At length two were got to agree about something they had heard from Him, out of which, it was hoped, a charge could be constructed. They had heard Him say, "I will destroy this temple that is made with hands, and within three days I will build another made without hands." It was a sentence of His early ministry, obviously of high poetic meaning, which they were reproducing as the vulgarest prose; although, even thus interpreted, it is difficult to see what they could have made of it; because, if the first half of it meant that He was to destroy the temple, the second promised to restore it again. The high priest saw too well that they were making nothing of it; and, starting up and springing forward, he demanded of Jesus, "Answerest Thou nothing? What is it which these witness against Thee?" He affected to believe that it was something of enormity that had been alleged; but it was really because he knew that nothing could be founded on it that he gave way to such unseemly excitement.
Jesus had looked on in absolute silence while the witnesses against Him were annihilating one another; nor did He now answer a word in response to the high priest's interruption. He did not need to speak: silence spoke better than the loudest words could have done. It brought home to His judges the ridiculousness and the shamefulness of their position. Even their hardened consciences began to be uneasy, as that calm Face looked down on them and their procedure with silent dignity. It was by the uneasiness which he was feeling that the high priest was made so loud and shrill.
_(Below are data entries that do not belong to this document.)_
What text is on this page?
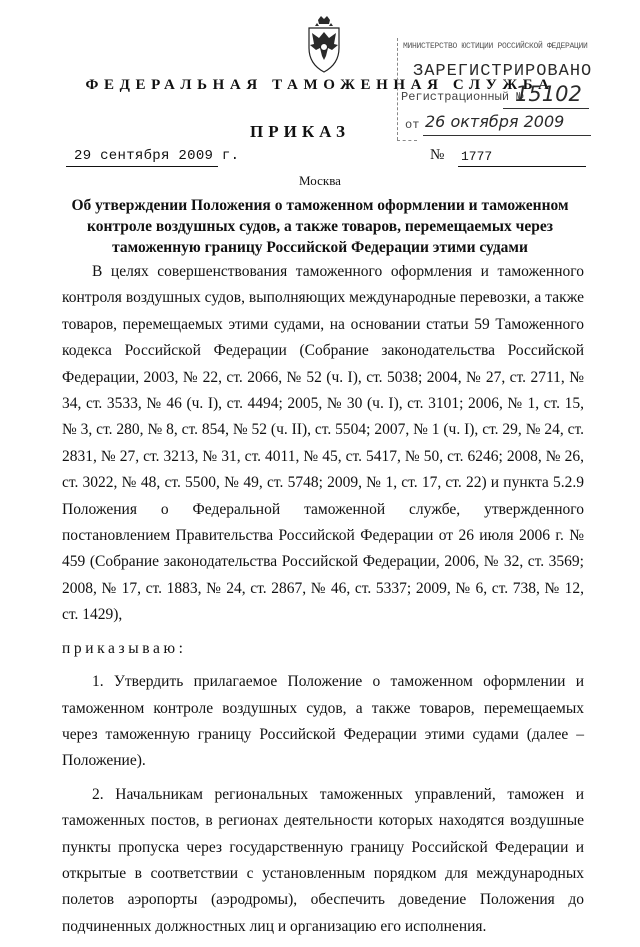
ФЕДЕРАЛЬНАЯ ТАМОЖЕННАЯ СЛУЖБА
МИНИСТЕРСТВО ЮСТИЦИИ РОССИЙСКОЙ ФЕДЕРАЦИИ
ЗАРЕГИСТРИРОВАНО
Регистрационный №
15102
от 26 октября 2009
ПРИКАЗ
29 сентября 2009 г.	№ 1777
Москва
Об утверждении Положения о таможенном оформлении и таможенном контроле воздушных судов, а также товаров, перемещаемых через таможенную границу Российской Федерации этими судами

В целях совершенствования таможенного оформления и таможенного контроля воздушных судов, выполняющих международные перевозки, а также товаров, перемещаемых этими судами, на основании статьи 59 Таможенного кодекса Российской Федерации (Собрание законодательства Российской Федерации, 2003, № 22, ст. 2066, № 52 (ч. I), ст. 5038; 2004, № 27, ст. 2711, № 34, ст. 3533, № 46 (ч. I), ст. 4494; 2005, № 30 (ч. I), ст. 3101; 2006, № 1, ст. 15, № 3, ст. 280, № 8, ст. 854, № 52 (ч. II), ст. 5504; 2007, № 1 (ч. I), ст. 29, № 24, ст. 2831, № 27, ст. 3213, № 31, ст. 4011, № 45, ст. 5417, № 50, ст. 6246; 2008, № 26, ст. 3022, № 48, ст. 5500, № 49, ст. 5748; 2009, № 1, ст. 17, ст. 22) и пункта 5.2.9 Положения о Федеральной таможенной службе, утвержденного постановлением Правительства Российской Федерации от 26 июля 2006 г. № 459 (Собрание законодательства Российской Федерации, 2006, № 32, ст. 3569; 2008, № 17, ст. 1883, № 24, ст. 2867, № 46, ст. 5337; 2009, № 6, ст. 738, № 12, ст. 1429),

приказываю:

1. Утвердить прилагаемое Положение о таможенном оформлении и таможенном контроле воздушных судов, а также товаров, перемещаемых через таможенную границу Российской Федерации этими судами (далее – Положение).

2. Начальникам региональных таможенных управлений, таможен и таможенных постов, в регионах деятельности которых находятся воздушные пункты пропуска через государственную границу Российской Федерации и открытые в соответствии с установленным порядком для международных полетов аэропорты (аэродромы), обеспечить доведение Положения до подчиненных должностных лиц и организацию его исполнения.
In short, he had been beaten along this second line quite as completely as he had been along the first. But he had still a last card, and now he played it. Returning to his throne and confronting Jesus with theatrical solemnity, he said, "I adjure Thee by the living God that Thou tell us whether Thou be the Christ, the Son of God." That is to say, he put Him on oath to tell what He claimed to be; for among the Jews the oath was pronounced by the judge, not by the prisoner.
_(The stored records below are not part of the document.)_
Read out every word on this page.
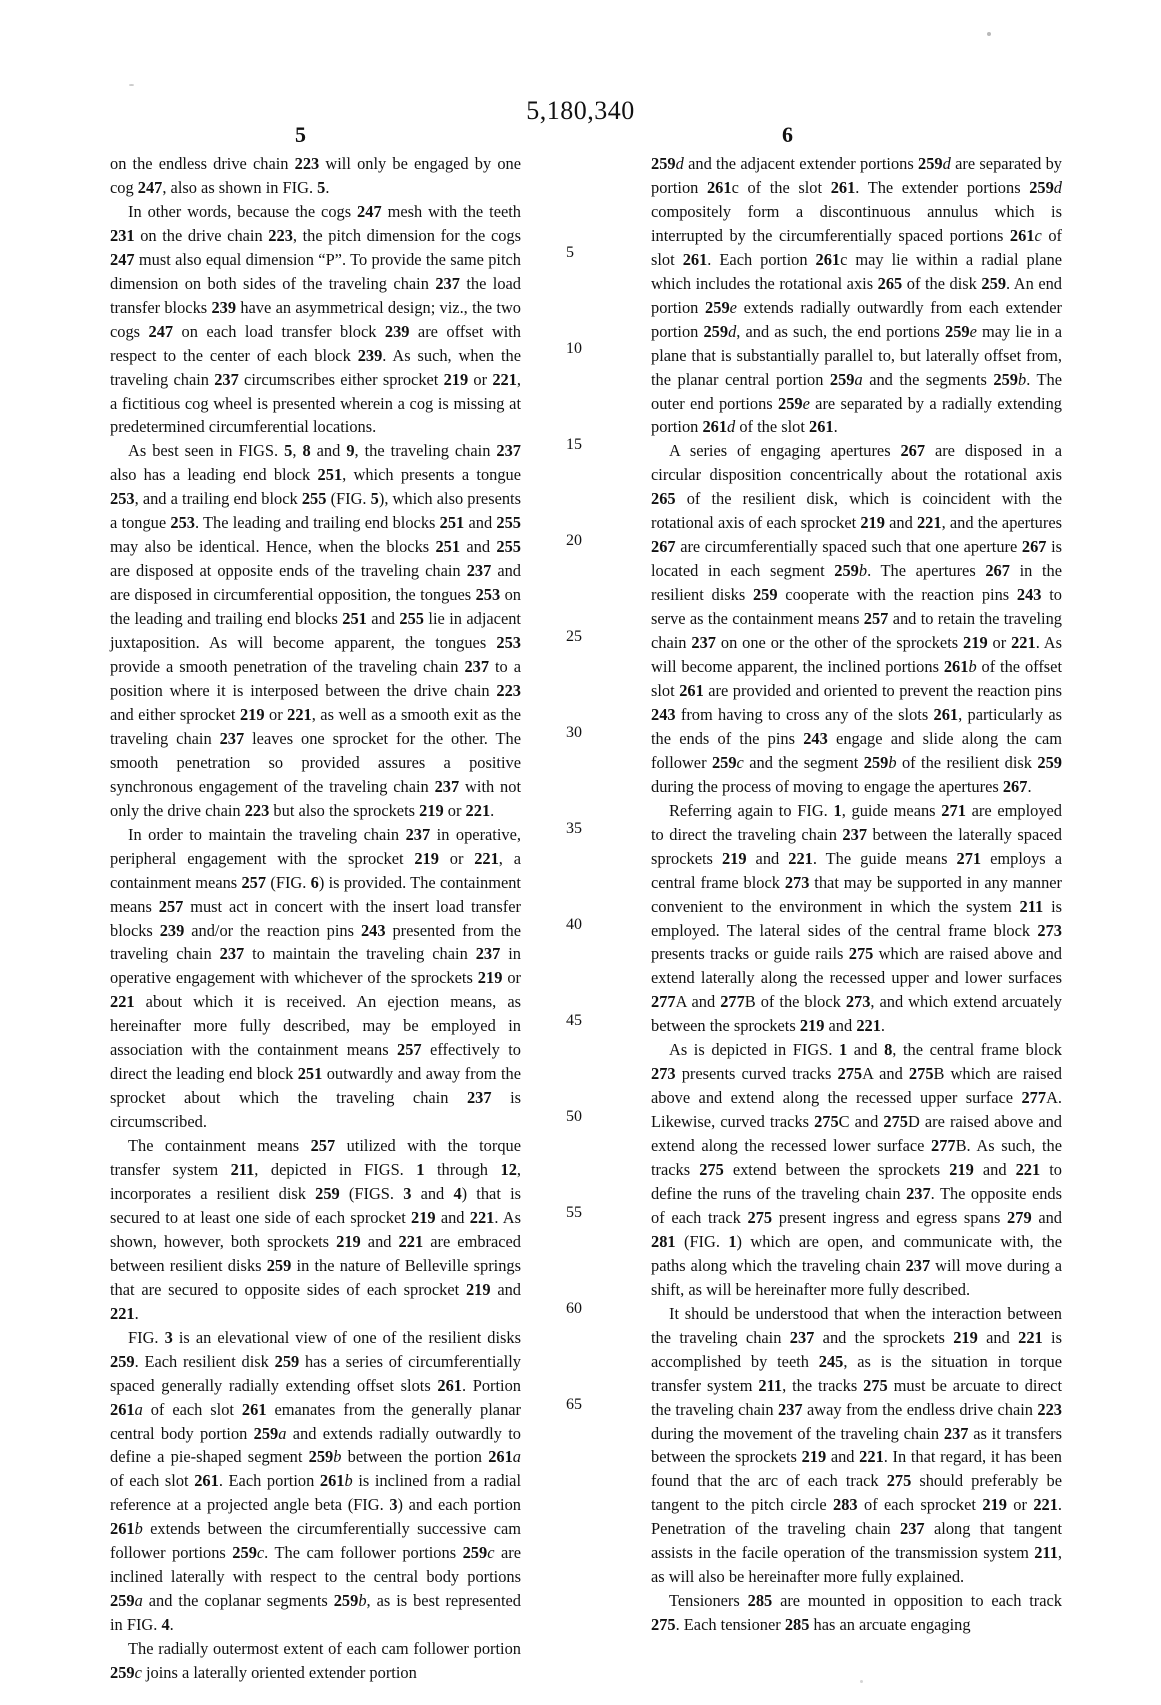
5,180,340
5	6

on the endless drive chain 223 will only be engaged by one cog 247, also as shown in FIG. 5.

In other words, because the cogs 247 mesh with the teeth 231 on the drive chain 223, the pitch dimension for the cogs 247 must also equal dimension “P”. To provide the same pitch dimension on both sides of the traveling chain 237 the load transfer blocks 239 have an asymmetrical design; viz., the two cogs 247 on each load transfer block 239 are offset with respect to the center of each block 239. As such, when the traveling chain 237 circumscribes either sprocket 219 or 221, a fictitious cog wheel is presented wherein a cog is missing at predetermined circumferential locations.

As best seen in FIGS. 5, 8 and 9, the traveling chain 237 also has a leading end block 251, which presents a tongue 253, and a trailing end block 255 (FIG. 5), which also presents a tongue 253. The leading and trailing end blocks 251 and 255 may also be identical. Hence, when the blocks 251 and 255 are disposed at opposite ends of the traveling chain 237 and are disposed in circumferential opposition, the tongues 253 on the leading and trailing end blocks 251 and 255 lie in adjacent juxtaposition. As will become apparent, the tongues 253 provide a smooth penetration of the traveling chain 237 to a position where it is interposed between the drive chain 223 and either sprocket 219 or 221, as well as a smooth exit as the traveling chain 237 leaves one sprocket for the other. The smooth penetration so provided assures a positive synchronous engagement of the traveling chain 237 with not only the drive chain 223 but also the sprockets 219 or 221.

In order to maintain the traveling chain 237 in operative, peripheral engagement with the sprocket 219 or 221, a containment means 257 (FIG. 6) is provided. The containment means 257 must act in concert with the insert load transfer blocks 239 and/or the reaction pins 243 presented from the traveling chain 237 to maintain the traveling chain 237 in operative engagement with whichever of the sprockets 219 or 221 about which it is received. An ejection means, as hereinafter more fully described, may be employed in association with the containment means 257 effectively to direct the leading end block 251 outwardly and away from the sprocket about which the traveling chain 237 is circumscribed.

The containment means 257 utilized with the torque transfer system 211, depicted in FIGS. 1 through 12, incorporates a resilient disk 259 (FIGS. 3 and 4) that is secured to at least one side of each sprocket 219 and 221. As shown, however, both sprockets 219 and 221 are embraced between resilient disks 259 in the nature of Belleville springs that are secured to opposite sides of each sprocket 219 and 221.

FIG. 3 is an elevational view of one of the resilient disks 259. Each resilient disk 259 has a series of circumferentially spaced generally radially extending offset slots 261. Portion 261a of each slot 261 emanates from the generally planar central body portion 259a and extends radially outwardly to define a pie-shaped segment 259b between the portion 261a of each slot 261. Each portion 261b is inclined from a radial reference at a projected angle beta (FIG. 3) and each portion 261b extends between the circumferentially successive cam follower portions 259c. The cam follower portions 259c are inclined laterally with respect to the central body portions 259a and the coplanar segments 259b, as is best represented in FIG. 4.

The radially outermost extent of each cam follower portion 259c joins a laterally oriented extender portion

259d and the adjacent extender portions 259d are separated by portion 261c of the slot 261. The extender portions 259d compositely form a discontinuous annulus which is interrupted by the circumferentially spaced portions 261c of slot 261. Each portion 261c may lie within a radial plane which includes the rotational axis 265 of the disk 259. An end portion 259e extends radially outwardly from each extender portion 259d, and as such, the end portions 259e may lie in a plane that is substantially parallel to, but laterally offset from, the planar central portion 259a and the segments 259b. The outer end portions 259e are separated by a radially extending portion 261d of the slot 261.

A series of engaging apertures 267 are disposed in a circular disposition concentrically about the rotational axis 265 of the resilient disk, which is coincident with the rotational axis of each sprocket 219 and 221, and the apertures 267 are circumferentially spaced such that one aperture 267 is located in each segment 259b. The apertures 267 in the resilient disks 259 cooperate with the reaction pins 243 to serve as the containment means 257 and to retain the traveling chain 237 on one or the other of the sprockets 219 or 221. As will become apparent, the inclined portions 261b of the offset slot 261 are provided and oriented to prevent the reaction pins 243 from having to cross any of the slots 261, particularly as the ends of the pins 243 engage and slide along the cam follower 259c and the segment 259b of the resilient disk 259 during the process of moving to engage the apertures 267.

Referring again to FIG. 1, guide means 271 are employed to direct the traveling chain 237 between the laterally spaced sprockets 219 and 221. The guide means 271 employs a central frame block 273 that may be supported in any manner convenient to the environment in which the system 211 is employed. The lateral sides of the central frame block 273 presents tracks or guide rails 275 which are raised above and extend laterally along the recessed upper and lower surfaces 277A and 277B of the block 273, and which extend arcuately between the sprockets 219 and 221.

As is depicted in FIGS. 1 and 8, the central frame block 273 presents curved tracks 275A and 275B which are raised above and extend along the recessed upper surface 277A. Likewise, curved tracks 275C and 275D are raised above and extend along the recessed lower surface 277B. As such, the tracks 275 extend between the sprockets 219 and 221 to define the runs of the traveling chain 237. The opposite ends of each track 275 present ingress and egress spans 279 and 281 (FIG. 1) which are open, and communicate with, the paths along which the traveling chain 237 will move during a shift, as will be hereinafter more fully described.

It should be understood that when the interaction between the traveling chain 237 and the sprockets 219 and 221 is accomplished by teeth 245, as is the situation in torque transfer system 211, the tracks 275 must be arcuate to direct the traveling chain 237 away from the endless drive chain 223 during the movement of the traveling chain 237 as it transfers between the sprockets 219 and 221. In that regard, it has been found that the arc of each track 275 should preferably be tangent to the pitch circle 283 of each sprocket 219 or 221. Penetration of the traveling chain 237 along that tangent assists in the facile operation of the transmission system 211, as will also be hereinafter more fully explained.

Tensioners 285 are mounted in opposition to each track 275. Each tensioner 285 has an arcuate engaging

5
10
15
20
25
30
35
40
45
50
55
60
65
This was one of the great moments in the life of Christ. Apparently He recognised the right of the high priest to put Him on oath; or at least He saw that silence now might be construed into the withdrawal of His claims. He knew, indeed, that the question was put merely for the purpose of incriminating Him, and that to answer it meant death to Himself. But He who had silenced those by whom the title of Messiah had been thrust upon Him, when they wished to make Him a king, now claimed the title when it was the signal for condemnation. Decidedly and solemnly He answered, "Yes, I am"; and, as if the crisis had caused within Him a great access of self-consciousness, He proceeded, "Hereafter shall ye see the Son of Man sitting on the right hand of power and coming in the clouds of heaven." [6] For the moment they were His judges, but one day He would be their Judge; it was only of His earthly life that they could dispose, but He would have to dispose of their eternal destiny.